From a relational-ontological standpoint, entanglement does not imply mysterious causal influence across space. It reflects the incompleteness of treating parts in isolation. Entangled systems are not made of discrete entities with hidden connections — they are non-separable actualisations of a shared field of potential. The correlations we observe are not the result of influences propagating between objects, but of constraints that span across the cuts we use to construe the system.


1. No Part Without the Whole

  • In classical metaphysics, the world is composed of distinct, independent entities, each with its own properties,

  • In relational ontology, this assumption fails: what appears as a “part” is only coherent in the context of the system it construes,

  • Entangled phenomena show us that properties attributed to individual elements are not locally grounded, but systemically distributed.


2. Entanglement as Joint Actualisation

  • An entangled state is not a pair of particles with hidden instructions. It is a single construal that includes both elements in a coherent configuration of potential,

  • What we observe as “correlated outcomes” are the result of resolving the field under one construal, which precludes incompatible resolutions elsewhere,

  • No signal needs to pass between A and B. Their measured relation is a function of how the field resolves under shared constraint.


3. Nonlocality as Misframed Coherence

  • Bell’s theorem rules out local hidden variables, leading many to conclude that entanglement is nonlocal in nature,

  • But in relational terms, there is no "locality" in the object-based sense to begin with. Locality is a construal-dependent notion, not a metaphysical primitive,

  • The apparent nonlocality is not causal action at a distance, but a misreading of field-level coherence through a lens that assumes separability.


4. Collapse Reinterpreted

  • In conventional interpretations, measuring one entangled particle causes the wavefunction of the pair to “collapse,” instantaneously affecting the other,

  • Relationally, there is no collapse. There is a perspectival cut that reorganises coherence in the field, such that one actualisation excludes others,

  • The correlations emerge because the construal that produces one result is already incompatible with alternative outcomes elsewhere — not because one outcome caused another.

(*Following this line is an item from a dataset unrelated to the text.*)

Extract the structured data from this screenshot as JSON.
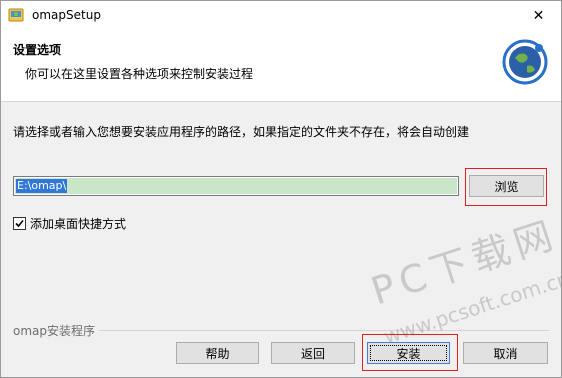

5. Entanglement as Epistemological Error?

  • What makes entanglement seem mysterious is the expectation that reality should be factored — that we can assign properties to elements independently,

  • But this expectation is a projection of classical intuitions. Entangled systems violate it not because they are broken, but because our construal is misaligned with the system’s coherence,

  • The paradox vanishes when we stop asking how one particle “knows” what the other is doing, and begin asking how construals of separate particles fail to account for the coherence of the field.


Closing

Entanglement is not spooky. It is a lesson in humility — a reminder that our most basic categories of identity, property, and separability are not ontologically given, but perspectival conveniences that sometimes break down.

From a relational perspective, entanglement reveals not a breakdown of causality or an invasion of metaphysics, but a deeper coherence: the systemic integrity of a field in which our cuts never fully isolate.

When we observe one element of an entangled pair, we are not “influencing” the other. We are simply actualising a coherence that cannot be parsed into parts without loss. The world is not made of things that relate; it is made of relation, and what we take as things are resolutions within that relation.